Explanation of any anomalies:

We’ve shared the data from 2006 onward. These are the dates for which we have electronic records.

For the member data, we used a combination of the UUA Active Congregation History Report and our records at GNUUC.

For the financials section, we used the fiscal year of July-June. So, for example, the 2014 date is for July 1, 2013-June 31, 2014.
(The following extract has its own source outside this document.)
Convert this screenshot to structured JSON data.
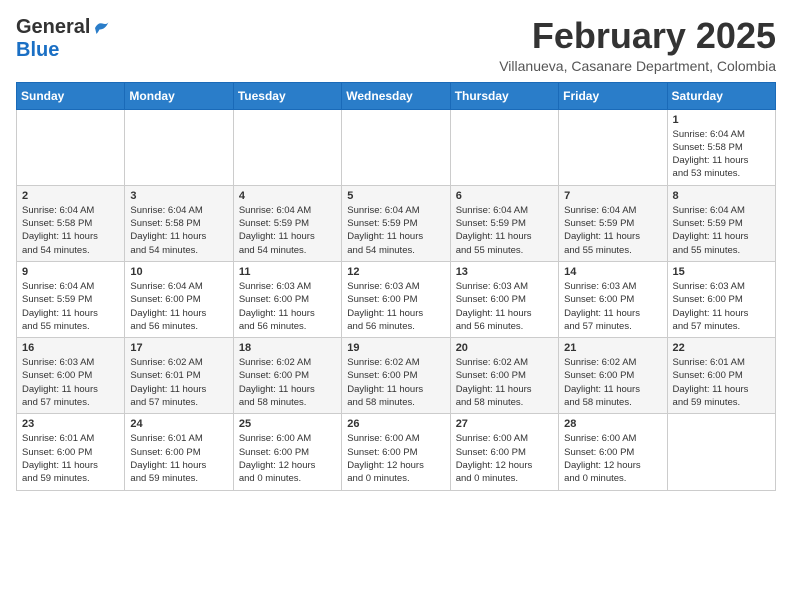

The member data shows a drop in membership from 2012 to 2013. This is a result of purging membership rolls so that the number listed reflects those who are truly active. The congregation continues to grow.

In 2014 we hired our first full-time interim minister.
In 2013 our mortgage was retired due to a memorial gift from a member.
For 2009, the system won’t recognize a negative $623 “Other Income.” The accurate “Total Income” for that year is $135,769.00.